Mucho cachondeo con que Maduro decretara la Navidad en octubre pero mi amigo Raúl ya ha tenido la cena de empresa. Con el cierre del año los comerciales están liadísimos y en diciembre “es tarde, viene muy mal” (sic). Hace una semana ya estaban de resaca con la oficina llena de miradas incómodas y sin días libres inminentes para esquivar el sonrojo.

La avanzadilla fueron los turrones. Hace tanto que están que he llegado a dudar que alguna vez los retiraran de los lineales. Como esos bares de barrio que mantienen todo el año aquel poco de espumillón y dos o tres bolas rojas entre la botella de Larios y la de Licor 43. Con mayor rotación, pero parecido efecto, asomaba ya un envoltorio de campanas doradas camuflado entre el resto de chocolates en plena vuelta al cole.

Conozco gente que va por el tercer calendario de adviento. Lo de los turrones no es nada en comparación. Porque el calendario de adviento… es que es de adviento. Y a este paso los niños van a acabar pensando que el adviento es un material, como pensaba yo que era el reglamento de los balones de mi hermano.

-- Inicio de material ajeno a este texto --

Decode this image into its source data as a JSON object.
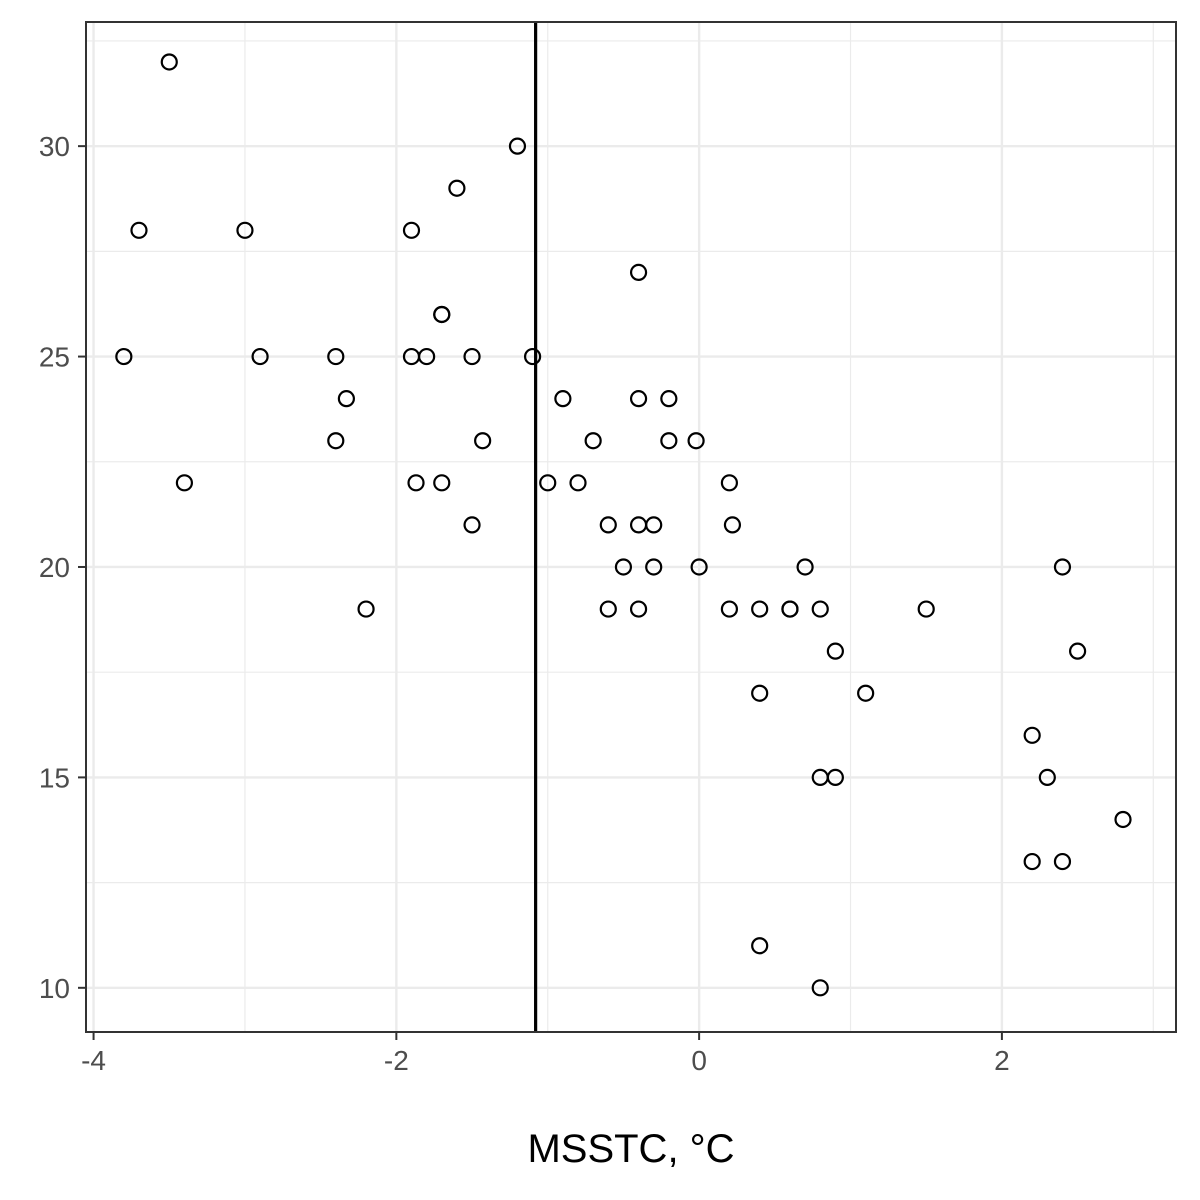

No hablo de religión, tan sólo me pregunto por el respeto a la entidad de las cosas. Es que si yo fuese un calendario de adviento, me ofendería tremendamente ser perforado a lo loco cualquier día de cualquier mes. Numerado del 1 al 25, se le supone un único modo de empleo, una posología concreta y con bastante encanto, además. En el fondo, el encanto que proporciona la liturgia de esperar. Con ese propósito didáctico lo crearon los alemanes en el siglo XIX: como herramienta práctica de paciencia en la cuenta atrás hasta Navidad. Así que pienso en gente abriendo ventanitas a cascoporro, un calendario tras otro, y sólo veo personajes expulsados por Willy Wonka de la Fábrica de chocolate.

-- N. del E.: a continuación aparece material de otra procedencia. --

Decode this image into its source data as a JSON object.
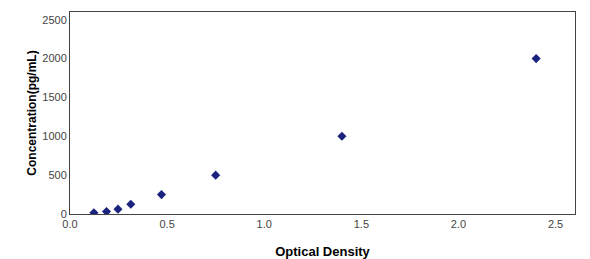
{
  "chart_data": {
    "type": "scatter",
    "xlabel": "Optical Density",
    "ylabel": "Concentration(pg/mL)",
    "x": [
      0.123,
      0.188,
      0.247,
      0.313,
      0.471,
      0.75,
      1.4,
      2.4
    ],
    "values": [
      15.6,
      31.2,
      62.5,
      125.0,
      250.0,
      500.0,
      1000.0,
      2000.0
    ],
    "x_errors": [
      0.008,
      0.008,
      0.008,
      0.008,
      0.008,
      0.008,
      0.008,
      0.008
    ],
    "y_errors": [
      0.1872,
      0.3744,
      0.75,
      1.5,
      3,
      6,
      12,
      24
    ],
    "xlim": [
      0,
      2.6
    ],
    "ylim": [
      0,
      2600
    ],
    "xticks": [
      {
        "value": 0,
        "label": "0.0"
      },
      0.5,
      {
        "value": 1,
        "label": "1.0"
      },
      1.5,
      {
        "value": 2,
        "label": "2.0"
      },
      2.5
    ],
    "yticks": [
      0,
      500,
      1000,
      1500,
      2000,
      2500
    ],
    "color": "#1a237e",
    "marker": "diamond",
    "grid": false
  }
}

El canal de impulso, hasta ahora contenido en la línea de cajas, ha vencido al control de impulsos y amenaza con llegar hasta el pasillo de los detergentes. La tentación se desparrama por el súper. Uno avanza sorteando (o recolectando) polvorones, bombones, panettones y demás familia hasta que se da de bruces con una torre de roscones de Reyes bajo un cartel de Feliz año nuevo. Pura distopía. Llegaremos a Navidad habiéndola vivido ya. Exhaustos. Empachados. Aburridos. Como el personaje de Ennui en Inside Out 2. Dice mi profesor de inglés que si está en un comercio y suena el villancico de Mariah Carey, él suelta lo que lleve y sale corriendo. Da la clave: “antes no me disgustaba pero de tanto oírlo, ya no lo puedo soportar.”

Es lo desmedido lo que acaba por saturar hasta la deformación. Una cuenta rápida como ejemplo: en Vigo encendieron el árbol (con todos sus avíos) el 16 de noviembre, y desde entonces es oficialmente Navidad. Si tiras hasta que pase la cabalgata, te salen dos meses con la movida. En Burgos hay veranos que no duran tanto.

Comprendo los mecanismos que subyacen a esta ansia por estirar cada oportunidad de mercado pero no tengo claro que la escalada sea inocua. Una cosa era desestacionalizar el turismo amontonado en agosto y otra muy distinta es desestacionalizar la Navidad hasta que pierda el sentido. Nos va a pillar todo tan mal de tiempo que en unos años la cabalgata de Reyes retrasmitirá su deportación por haberse resistido hasta el final a adelantar la entrega de los regalos.